Para resumir, parece que hay una ambiguedad real en el verbo «ser» que, como palabra inglesa, puede significar ya sea «devenir» o ya sea «ser»5; y cuál de estos significados ha de comprenderse en una proposición dada depende de la naturaleza de la cualidad o propiedad atribuida al sujeto de la proposición; una cualidad o propiedad variable implica un sujeto variable, e inversamente. En alemán uno podría distinguir mejor entre ist geworden alt y ist unfehlbar, en griego entre presbys egeneto de estin athanatos, o en sánscrito entre jirno babhuva y amrto’sti; donde los primeros términos implican procesos, y los segundos aspectos simples del ser. Que el inglés moderno no haya preservado (excepto en la rara expresión, «Woe worth») el anglosajón weorthan (alemán werden, latín vertere, sánscrito vrt) representa una pérdida real de poder expresivo.

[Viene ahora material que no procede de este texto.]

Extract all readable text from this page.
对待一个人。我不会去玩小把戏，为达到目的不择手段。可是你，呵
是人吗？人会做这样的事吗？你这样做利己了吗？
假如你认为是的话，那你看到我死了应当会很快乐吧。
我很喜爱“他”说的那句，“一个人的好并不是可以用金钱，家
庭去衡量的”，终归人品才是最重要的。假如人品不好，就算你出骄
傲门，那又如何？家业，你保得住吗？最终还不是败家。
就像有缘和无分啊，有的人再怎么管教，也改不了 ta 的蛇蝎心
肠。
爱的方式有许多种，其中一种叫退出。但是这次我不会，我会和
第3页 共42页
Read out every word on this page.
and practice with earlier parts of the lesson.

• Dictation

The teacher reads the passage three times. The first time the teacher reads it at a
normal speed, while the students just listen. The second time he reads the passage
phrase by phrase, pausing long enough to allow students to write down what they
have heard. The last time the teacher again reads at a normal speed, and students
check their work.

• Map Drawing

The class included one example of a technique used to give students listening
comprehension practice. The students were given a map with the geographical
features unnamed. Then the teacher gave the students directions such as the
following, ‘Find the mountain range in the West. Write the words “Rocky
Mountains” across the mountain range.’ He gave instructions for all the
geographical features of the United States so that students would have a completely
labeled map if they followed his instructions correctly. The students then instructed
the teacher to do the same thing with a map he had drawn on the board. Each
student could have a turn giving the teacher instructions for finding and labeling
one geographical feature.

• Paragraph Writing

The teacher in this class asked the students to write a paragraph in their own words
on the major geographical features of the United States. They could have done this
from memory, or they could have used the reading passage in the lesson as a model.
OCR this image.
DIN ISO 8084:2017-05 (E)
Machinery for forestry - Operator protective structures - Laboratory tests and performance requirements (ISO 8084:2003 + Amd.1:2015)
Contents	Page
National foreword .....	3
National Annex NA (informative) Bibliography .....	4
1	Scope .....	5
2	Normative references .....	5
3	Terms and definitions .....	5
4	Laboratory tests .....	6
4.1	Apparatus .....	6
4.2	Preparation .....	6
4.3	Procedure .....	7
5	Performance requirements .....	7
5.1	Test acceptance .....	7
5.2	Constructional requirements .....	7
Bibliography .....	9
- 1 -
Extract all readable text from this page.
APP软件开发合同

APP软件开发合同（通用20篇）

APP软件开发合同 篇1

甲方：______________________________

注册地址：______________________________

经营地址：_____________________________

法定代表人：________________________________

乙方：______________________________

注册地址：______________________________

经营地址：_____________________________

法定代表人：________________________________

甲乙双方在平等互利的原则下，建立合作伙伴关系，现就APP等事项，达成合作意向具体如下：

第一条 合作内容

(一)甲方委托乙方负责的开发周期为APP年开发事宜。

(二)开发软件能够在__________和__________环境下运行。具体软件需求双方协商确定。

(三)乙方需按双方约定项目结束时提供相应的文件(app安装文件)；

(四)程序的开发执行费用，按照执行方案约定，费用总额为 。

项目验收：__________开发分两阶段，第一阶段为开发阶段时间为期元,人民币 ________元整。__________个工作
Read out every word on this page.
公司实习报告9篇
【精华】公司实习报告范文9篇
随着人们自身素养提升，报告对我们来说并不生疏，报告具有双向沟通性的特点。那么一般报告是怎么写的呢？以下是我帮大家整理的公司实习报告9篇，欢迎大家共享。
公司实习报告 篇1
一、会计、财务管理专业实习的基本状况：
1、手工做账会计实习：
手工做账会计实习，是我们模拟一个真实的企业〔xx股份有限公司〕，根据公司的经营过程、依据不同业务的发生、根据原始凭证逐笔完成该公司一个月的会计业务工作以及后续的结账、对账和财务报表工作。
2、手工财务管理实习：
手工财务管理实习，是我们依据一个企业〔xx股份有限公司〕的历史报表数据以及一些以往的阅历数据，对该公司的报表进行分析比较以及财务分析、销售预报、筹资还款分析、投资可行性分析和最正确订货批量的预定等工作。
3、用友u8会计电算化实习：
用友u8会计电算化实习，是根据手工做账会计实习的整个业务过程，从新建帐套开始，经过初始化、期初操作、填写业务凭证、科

Hay muchos otros casos, en el «inglés común y corriente» de hoy, en los que las palabras o las frases (o de la misma manera, los símbolos visuales o actuados)6 han perdido sus intenciones primarias y solo retienen sus valores indicativos7. En la medida en que nosotros olvidamos que «ilustrar» y «argumentar» implican «arrojar luz sobre» y «aclarar», o que métier es etimológicamente ministerium8, o que el significado original de palabras tales como «naturaleza» (originalmente de las cosas, pero que ahora denota un agregado de las cosas mismas), «arte» (que ahora se usa para denotar un agregado de las «obras de arte»), o «inspiración» (que ahora se usa muy comúnmente para significar «estimulante externo») se ha materializado efectivamente, estas expresiones han devenido clichés o supersticiones para nosotros, que las usamos solo para propósitos indicativos9. De hecho, como he dicho en otra parte, «si nosotros excluimos de nuestro pensamiento teológico y metafísico todos aquellos símbolos, imágenes y teorías que han llegado hasta nosotros desde la Edad de Piedra, nuestros medios de comunicación estarían limitados casi enteramente al campo de la observación empírica y de las predicciones estadísticas (llamadas leyes de la ciencia) que se basan sobre estas observaciones; el mundo habría perdido su significado»10. Los símbolos originales, como ha dicho un arqueólogo bien conocido, «estaban anclados en lo más alto, no en lo más bajo»; subsistía en ellos un «equilibrio polar de lo físico y lo metafísico» (denotación e implicación, uso y significado), pero ellos han sido «vaciados cada vez más en su descenso hasta nosotros»11.
Además, en la medida en que nosotros nos hemos «superespecializado», y no nos comprendemos ya unos a otros, somos «idiotas» —etimológicamente «individuos peculiares», y tan peculiares como para ser excluidos de continentes enteros del universo del discurso normalmente humano. El científico y el teólogo, el hacedor y el consumidor, el filósofo y el pueblo ya no se comprenden entre sí; y nosotros hablamos del «misterioso Oriente» de un modo que habría sido imposible en la Edad Media. A veces parece que cuanto más se mejoran y multiplican nuestros medios de comunicación, tanto menos capaces somos de comprendernos realmente unos a otros, y que cuanto más sabemos de ámbitos cada vez menores, tanto más imposible deviene comprender nuestro propio pasado. Sería difícil imaginar una cultura más provinciana que la del hombre educado promedio de hoy día12.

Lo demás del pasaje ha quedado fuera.